The 10 million miles Waymo’s self-driving vehicles have driven in the real world is a feat in and of itself, but that figure is just a tiny fraction of what it has driven in simulation. At TechCrunch Sessions: Mobility, the Alphabet-owned company has revealed that it has driven over 10 billion virtual miles to test its technology. Waymo’s simulation testing allows it to recreate multiple variations of real driving scenarios or to create completely new ones anytime it wants, so that its self-driving technology can learn without the risk of causing or encountering road traffic accidents.

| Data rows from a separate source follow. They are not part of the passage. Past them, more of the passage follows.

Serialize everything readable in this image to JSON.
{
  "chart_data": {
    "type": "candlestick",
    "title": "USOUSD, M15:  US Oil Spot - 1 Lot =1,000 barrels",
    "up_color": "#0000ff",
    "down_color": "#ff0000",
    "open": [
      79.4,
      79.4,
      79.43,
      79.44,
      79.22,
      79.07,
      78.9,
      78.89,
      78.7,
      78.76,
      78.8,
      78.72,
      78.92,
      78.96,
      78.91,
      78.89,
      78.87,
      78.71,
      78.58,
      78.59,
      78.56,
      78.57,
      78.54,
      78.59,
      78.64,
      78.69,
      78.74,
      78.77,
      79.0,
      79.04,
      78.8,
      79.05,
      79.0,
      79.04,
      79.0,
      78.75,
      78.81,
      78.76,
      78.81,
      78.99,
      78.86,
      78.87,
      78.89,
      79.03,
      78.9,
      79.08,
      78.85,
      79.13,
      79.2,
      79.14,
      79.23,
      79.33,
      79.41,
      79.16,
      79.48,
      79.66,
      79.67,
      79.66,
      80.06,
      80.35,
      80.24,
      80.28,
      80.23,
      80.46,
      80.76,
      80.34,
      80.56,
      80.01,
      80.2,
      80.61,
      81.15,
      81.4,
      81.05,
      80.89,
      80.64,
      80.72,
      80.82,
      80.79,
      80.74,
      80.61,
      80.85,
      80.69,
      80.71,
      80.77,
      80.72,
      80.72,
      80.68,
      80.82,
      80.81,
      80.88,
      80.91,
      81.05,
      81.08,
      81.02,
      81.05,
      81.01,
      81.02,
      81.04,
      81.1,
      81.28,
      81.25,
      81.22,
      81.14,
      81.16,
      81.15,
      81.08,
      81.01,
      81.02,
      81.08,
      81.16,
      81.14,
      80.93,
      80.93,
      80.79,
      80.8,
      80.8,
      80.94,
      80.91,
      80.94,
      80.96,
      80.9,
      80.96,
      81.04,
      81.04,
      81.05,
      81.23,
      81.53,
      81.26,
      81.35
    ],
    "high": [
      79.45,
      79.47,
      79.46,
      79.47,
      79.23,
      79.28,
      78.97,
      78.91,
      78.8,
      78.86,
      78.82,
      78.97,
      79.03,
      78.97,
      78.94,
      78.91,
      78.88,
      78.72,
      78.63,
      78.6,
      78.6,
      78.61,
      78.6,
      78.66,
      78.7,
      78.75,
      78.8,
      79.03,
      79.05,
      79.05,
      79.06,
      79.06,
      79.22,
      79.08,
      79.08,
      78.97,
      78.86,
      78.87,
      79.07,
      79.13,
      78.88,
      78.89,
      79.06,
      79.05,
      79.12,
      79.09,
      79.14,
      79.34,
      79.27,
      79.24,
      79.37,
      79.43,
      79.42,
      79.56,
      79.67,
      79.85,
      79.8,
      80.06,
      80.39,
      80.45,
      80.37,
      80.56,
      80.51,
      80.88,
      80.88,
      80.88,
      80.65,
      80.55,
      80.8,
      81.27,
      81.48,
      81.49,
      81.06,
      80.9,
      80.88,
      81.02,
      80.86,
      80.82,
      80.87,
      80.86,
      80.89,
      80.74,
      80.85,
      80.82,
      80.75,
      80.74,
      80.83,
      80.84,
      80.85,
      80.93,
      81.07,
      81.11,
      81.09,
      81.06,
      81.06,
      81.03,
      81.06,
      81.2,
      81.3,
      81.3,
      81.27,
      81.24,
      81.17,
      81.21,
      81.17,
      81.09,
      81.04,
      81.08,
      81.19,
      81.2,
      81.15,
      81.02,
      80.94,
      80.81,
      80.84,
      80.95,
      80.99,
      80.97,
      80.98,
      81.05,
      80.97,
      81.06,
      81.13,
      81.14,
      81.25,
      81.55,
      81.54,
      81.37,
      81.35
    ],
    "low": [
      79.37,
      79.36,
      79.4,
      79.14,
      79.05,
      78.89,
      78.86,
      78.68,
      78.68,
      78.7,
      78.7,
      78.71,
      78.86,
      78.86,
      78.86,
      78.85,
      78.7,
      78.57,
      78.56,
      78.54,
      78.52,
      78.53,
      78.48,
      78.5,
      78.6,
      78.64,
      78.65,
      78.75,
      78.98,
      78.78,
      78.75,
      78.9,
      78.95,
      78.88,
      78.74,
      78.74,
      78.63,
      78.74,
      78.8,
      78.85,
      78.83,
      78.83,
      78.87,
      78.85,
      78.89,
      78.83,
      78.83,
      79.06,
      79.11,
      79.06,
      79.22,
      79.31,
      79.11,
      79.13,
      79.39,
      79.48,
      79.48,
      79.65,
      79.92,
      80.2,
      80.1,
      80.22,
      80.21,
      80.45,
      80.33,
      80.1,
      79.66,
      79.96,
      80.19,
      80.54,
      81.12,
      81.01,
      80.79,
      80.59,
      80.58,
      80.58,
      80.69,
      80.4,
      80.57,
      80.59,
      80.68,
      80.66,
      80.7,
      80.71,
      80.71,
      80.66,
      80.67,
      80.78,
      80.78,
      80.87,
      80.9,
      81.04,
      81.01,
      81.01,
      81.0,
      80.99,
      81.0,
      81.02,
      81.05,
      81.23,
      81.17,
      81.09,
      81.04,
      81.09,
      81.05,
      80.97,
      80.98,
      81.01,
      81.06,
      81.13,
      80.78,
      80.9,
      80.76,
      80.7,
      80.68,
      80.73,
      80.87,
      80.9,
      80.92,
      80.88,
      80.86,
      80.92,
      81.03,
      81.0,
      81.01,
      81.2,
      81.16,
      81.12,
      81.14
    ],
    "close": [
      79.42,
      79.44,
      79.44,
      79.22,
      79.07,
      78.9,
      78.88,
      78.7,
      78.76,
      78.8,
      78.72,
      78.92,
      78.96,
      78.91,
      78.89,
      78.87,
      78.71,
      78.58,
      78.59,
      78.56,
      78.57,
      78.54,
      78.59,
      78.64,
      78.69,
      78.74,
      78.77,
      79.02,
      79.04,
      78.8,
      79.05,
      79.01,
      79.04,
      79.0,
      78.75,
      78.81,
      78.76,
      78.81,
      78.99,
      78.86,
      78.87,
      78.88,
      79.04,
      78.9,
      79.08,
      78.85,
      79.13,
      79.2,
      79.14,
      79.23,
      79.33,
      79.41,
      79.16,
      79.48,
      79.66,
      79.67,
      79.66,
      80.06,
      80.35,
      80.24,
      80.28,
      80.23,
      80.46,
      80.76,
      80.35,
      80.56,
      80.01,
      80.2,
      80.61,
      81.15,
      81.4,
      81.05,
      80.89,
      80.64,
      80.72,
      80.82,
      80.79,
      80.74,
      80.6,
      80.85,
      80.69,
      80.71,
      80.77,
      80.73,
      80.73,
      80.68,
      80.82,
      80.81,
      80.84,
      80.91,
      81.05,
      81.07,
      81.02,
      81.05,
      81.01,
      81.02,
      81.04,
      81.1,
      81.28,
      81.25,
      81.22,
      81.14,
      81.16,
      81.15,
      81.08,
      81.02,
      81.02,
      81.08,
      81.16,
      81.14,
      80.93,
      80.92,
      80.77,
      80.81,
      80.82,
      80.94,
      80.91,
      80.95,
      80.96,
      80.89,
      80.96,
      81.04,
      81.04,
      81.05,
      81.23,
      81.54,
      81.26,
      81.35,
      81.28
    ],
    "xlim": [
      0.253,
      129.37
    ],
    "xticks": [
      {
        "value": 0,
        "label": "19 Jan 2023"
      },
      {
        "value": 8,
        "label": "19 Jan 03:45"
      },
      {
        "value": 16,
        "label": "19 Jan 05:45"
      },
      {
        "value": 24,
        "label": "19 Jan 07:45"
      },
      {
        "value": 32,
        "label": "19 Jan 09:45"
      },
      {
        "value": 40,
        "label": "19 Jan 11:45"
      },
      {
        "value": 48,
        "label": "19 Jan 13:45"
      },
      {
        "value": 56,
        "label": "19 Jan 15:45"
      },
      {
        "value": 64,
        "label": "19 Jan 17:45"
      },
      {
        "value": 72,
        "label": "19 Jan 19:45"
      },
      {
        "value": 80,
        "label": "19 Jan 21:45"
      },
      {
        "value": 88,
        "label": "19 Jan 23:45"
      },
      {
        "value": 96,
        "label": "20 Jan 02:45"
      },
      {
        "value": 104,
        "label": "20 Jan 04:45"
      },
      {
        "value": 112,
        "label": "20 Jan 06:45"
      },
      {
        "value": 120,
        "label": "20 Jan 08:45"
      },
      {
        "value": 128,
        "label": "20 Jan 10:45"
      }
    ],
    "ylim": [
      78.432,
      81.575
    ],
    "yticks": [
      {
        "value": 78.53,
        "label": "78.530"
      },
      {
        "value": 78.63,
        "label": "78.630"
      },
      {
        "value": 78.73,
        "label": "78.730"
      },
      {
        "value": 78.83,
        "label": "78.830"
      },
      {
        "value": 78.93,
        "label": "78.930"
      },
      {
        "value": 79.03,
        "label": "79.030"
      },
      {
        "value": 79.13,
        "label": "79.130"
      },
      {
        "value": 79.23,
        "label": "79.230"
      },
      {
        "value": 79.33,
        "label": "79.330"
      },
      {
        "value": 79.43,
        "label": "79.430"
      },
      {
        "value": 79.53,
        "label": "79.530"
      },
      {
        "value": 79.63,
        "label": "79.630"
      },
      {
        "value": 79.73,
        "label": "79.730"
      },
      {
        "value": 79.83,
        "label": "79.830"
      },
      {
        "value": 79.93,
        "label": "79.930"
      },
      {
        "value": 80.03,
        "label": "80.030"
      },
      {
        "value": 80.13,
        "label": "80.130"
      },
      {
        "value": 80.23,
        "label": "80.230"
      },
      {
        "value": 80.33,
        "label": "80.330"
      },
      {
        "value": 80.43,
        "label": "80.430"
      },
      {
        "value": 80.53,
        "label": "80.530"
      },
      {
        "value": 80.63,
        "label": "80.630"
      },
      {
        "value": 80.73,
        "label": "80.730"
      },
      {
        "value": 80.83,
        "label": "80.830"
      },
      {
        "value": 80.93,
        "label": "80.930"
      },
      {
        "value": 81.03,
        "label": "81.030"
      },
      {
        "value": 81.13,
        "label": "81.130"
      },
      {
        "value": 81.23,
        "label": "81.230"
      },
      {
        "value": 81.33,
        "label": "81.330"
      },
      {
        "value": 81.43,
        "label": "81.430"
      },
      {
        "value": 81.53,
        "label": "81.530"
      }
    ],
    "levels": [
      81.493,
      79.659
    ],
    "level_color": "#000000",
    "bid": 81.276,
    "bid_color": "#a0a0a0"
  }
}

The company runs the equivalent of 25,000 self-driving cars 24 hours a day in the simulation. Every time one of them learns something new from what it experiences, it will share its findings with the rest of the fleet. Of course, Waymo still needs to do more real-world driving, but the company believes simulation testing is a necessary step before launching and deploy self-driving technologies. Companies developing autonomous driving systems have to find creative ways to teach their technologies after all, seeing as only a small number of places allow self-driving vehicles to conduct testing on their roads.
Unfortunately, the company didn’t share what exactly its system has learned from simulation testing. But Waymo’s Chief Technology Officer Dmitri Dolgov said on stage during the event:
“The amount of driving you do in both of those is really a function of the maturity of your system, and the capability of the system. If you’re just getting started, it doesn’t matter, you’re working on the basics so you can drive a few miles or tens of thousands of miles in the real world. But as you as the system matures, and you have a system that works great 99.99% of the time, it really requires very large-scale simulation, and very large-scale driving in the real world.”